The above are particularly important for Washington’s My Health My Data Act (MHMDA). The law uses a new broad definition for consumer health data (CHD). The definition reaches further than you may expect, including personal information “linked or reasonably linkable to a consumer and [that] identifies the consumer’s past, present, or future physical or mental health status.” Companies need to audit their sites to determine what pages collect CHD, then make the following changes to those pages:

  1. A new “Consumer Health Privacy Policy” with its own separate link must be available on your homepage. The new regulation states this new policy may not contain additional information which is not required under MHMDA. In other words, along with your current privacy policy, you likely need a “Health Care Privacy Policy.”
  2. Explicit opt-in consent for collection of consumer data is mandated in the law. Prior laws like CCPA only required opt-out, but now you must provide means for opt-in to collect consumer data from health related content. Also, there is a provision that unless necessary to provide service, a “separate and distinct” consent must be collected for sharing data with third parties.
  3. Data Subject Rights (Consumer Rights) are stricter. “Right to know” requires you to provide consumers a list identifying all third parties with whom you share data and an email address which consumers can use to contact your partners. “Right to Delete” does not allow for the typical exception of saving data to respond to legal claims.
  4. You now need a signed authorization for ‘Sale’ of CHD, which means exchanging CHD for monetary or other valuable consideration.
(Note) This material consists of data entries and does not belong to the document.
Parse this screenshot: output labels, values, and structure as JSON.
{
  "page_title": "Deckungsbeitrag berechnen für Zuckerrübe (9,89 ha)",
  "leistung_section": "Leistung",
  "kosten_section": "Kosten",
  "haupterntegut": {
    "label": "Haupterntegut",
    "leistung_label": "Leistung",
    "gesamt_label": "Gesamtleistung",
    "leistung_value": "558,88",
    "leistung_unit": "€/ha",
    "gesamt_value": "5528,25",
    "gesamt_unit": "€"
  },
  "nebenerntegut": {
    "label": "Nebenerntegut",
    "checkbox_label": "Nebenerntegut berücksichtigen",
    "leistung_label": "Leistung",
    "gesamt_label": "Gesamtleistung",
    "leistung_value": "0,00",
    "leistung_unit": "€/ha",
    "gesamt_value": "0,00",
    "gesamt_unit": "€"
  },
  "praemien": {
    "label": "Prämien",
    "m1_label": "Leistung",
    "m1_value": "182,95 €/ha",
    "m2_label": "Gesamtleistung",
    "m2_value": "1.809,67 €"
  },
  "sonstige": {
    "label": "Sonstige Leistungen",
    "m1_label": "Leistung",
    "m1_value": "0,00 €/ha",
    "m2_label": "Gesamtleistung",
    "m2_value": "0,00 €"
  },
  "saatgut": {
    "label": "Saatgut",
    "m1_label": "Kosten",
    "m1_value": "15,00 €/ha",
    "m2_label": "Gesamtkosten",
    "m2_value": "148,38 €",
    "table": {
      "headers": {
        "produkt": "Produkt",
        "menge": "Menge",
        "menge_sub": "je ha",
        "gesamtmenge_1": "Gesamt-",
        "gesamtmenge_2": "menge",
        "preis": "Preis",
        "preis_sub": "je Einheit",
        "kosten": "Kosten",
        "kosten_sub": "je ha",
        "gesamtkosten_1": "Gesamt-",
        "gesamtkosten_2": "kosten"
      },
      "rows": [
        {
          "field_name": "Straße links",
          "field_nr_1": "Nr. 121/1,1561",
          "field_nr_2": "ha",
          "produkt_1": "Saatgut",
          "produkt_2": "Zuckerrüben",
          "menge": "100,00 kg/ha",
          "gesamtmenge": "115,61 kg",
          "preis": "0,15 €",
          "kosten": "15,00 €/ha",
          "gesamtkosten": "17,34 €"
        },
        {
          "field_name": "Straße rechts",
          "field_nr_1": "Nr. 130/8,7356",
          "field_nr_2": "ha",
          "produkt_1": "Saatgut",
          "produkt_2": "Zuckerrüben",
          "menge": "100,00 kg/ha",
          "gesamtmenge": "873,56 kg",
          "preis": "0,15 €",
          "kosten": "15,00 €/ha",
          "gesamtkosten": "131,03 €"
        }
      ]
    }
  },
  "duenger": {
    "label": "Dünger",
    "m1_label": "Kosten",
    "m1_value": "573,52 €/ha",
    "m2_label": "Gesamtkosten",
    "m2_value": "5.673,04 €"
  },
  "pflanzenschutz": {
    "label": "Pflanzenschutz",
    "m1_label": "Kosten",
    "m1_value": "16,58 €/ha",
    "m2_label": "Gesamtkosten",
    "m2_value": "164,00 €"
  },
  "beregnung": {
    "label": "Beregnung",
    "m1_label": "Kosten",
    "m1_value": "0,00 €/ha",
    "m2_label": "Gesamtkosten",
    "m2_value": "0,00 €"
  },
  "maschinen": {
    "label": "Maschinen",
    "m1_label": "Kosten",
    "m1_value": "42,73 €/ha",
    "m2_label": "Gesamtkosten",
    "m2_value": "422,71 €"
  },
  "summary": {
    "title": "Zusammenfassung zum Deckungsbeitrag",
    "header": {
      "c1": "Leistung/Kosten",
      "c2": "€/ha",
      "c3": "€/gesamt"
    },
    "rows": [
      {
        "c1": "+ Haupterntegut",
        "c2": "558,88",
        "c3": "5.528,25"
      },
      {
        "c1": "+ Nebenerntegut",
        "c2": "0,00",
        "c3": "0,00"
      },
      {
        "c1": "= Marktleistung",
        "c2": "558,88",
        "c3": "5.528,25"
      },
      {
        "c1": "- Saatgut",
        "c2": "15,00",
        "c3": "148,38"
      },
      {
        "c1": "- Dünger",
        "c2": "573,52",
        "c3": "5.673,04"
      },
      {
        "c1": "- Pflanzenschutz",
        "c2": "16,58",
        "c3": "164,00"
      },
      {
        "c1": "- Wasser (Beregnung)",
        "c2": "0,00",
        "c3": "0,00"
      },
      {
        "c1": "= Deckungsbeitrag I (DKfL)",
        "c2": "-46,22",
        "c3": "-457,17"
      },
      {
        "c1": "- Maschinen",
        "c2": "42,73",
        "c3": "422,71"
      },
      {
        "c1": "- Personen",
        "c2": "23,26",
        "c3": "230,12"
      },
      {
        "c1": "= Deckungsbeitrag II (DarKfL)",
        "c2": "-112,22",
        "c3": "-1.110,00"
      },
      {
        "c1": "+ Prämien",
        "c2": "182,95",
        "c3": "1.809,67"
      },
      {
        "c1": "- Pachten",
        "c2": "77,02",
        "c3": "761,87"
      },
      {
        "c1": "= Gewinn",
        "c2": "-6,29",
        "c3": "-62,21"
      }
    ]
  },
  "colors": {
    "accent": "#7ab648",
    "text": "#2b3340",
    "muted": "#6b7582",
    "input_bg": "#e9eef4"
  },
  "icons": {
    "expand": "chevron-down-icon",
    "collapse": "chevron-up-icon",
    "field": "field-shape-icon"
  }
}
A valid authorization includes 8 data points signed by the consumer and expires after one year. These requirements are so onerous, it is likely most companies will not “sell” their data. This means you must know and have controls in place for all third-party code or tags used on your web sites.
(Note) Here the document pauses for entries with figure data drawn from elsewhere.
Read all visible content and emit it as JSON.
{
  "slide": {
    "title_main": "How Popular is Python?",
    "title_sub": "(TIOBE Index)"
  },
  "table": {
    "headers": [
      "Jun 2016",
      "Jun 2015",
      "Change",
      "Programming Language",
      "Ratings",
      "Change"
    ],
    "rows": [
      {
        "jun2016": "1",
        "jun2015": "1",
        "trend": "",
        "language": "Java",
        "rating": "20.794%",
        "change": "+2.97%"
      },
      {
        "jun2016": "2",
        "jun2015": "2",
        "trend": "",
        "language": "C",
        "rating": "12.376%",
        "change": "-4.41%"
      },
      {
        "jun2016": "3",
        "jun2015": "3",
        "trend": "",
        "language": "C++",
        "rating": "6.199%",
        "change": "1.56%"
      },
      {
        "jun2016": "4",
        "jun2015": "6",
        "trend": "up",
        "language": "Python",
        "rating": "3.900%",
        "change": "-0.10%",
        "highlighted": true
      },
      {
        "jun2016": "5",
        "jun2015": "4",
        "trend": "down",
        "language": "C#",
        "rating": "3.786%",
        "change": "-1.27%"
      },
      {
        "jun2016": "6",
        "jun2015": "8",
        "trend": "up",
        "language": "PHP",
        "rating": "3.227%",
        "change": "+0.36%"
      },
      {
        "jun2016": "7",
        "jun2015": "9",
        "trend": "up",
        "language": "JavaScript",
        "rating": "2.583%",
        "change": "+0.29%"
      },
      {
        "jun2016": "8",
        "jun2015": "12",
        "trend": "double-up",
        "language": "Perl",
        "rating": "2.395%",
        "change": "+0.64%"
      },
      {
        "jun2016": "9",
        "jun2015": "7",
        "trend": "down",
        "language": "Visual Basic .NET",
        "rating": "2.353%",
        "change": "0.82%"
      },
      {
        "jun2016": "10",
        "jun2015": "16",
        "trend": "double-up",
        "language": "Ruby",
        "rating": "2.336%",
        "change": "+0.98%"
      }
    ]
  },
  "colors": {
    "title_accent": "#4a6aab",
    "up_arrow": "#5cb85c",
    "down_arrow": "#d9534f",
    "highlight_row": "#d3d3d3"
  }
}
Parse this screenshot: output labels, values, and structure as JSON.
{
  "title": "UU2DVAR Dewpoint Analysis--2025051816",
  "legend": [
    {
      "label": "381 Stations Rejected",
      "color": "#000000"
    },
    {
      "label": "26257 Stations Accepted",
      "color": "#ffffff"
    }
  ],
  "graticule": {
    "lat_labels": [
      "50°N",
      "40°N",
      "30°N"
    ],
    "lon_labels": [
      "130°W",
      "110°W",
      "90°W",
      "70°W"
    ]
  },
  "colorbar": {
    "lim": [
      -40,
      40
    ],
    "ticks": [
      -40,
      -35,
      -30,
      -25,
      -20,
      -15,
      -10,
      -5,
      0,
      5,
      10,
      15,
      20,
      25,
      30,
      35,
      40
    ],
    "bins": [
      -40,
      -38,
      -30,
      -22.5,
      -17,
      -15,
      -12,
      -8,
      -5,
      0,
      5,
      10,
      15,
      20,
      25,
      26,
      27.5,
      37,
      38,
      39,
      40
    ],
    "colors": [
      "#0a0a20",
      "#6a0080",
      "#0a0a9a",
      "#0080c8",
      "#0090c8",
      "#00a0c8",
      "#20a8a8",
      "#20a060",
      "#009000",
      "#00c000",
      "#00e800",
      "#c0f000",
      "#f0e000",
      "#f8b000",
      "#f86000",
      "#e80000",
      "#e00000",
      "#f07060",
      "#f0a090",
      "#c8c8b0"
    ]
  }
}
  5. Geofencing of ‘Health Care Service’ Locations is not permitted. A geofence is a virtual boundary around a physical location. An example might be detecting people within 100 feet of a dental clinic. Also, look closely at your mobile apps and how they handle geolocation.
  6. This law allows a “private right of action” by consumers. It’s different from most other privacy laws, as individual consumers can now sue companies for violating the law. Any company with healthcare content now takes on risk at a whole new level. This means organizations need to carefully track enforcement actions and prepare a response.

These are the new key provisions introduced by this law and a similar law going into effect in Nevada, followed by a similar Connecticut law in July. Making the above changes will go a long way towards compliance, but there are many nuances which will likely be played out in the courts for privacy regulations in 2024. Maintaining ongoing transparency and controls over all of the digital objects on your website is imperative.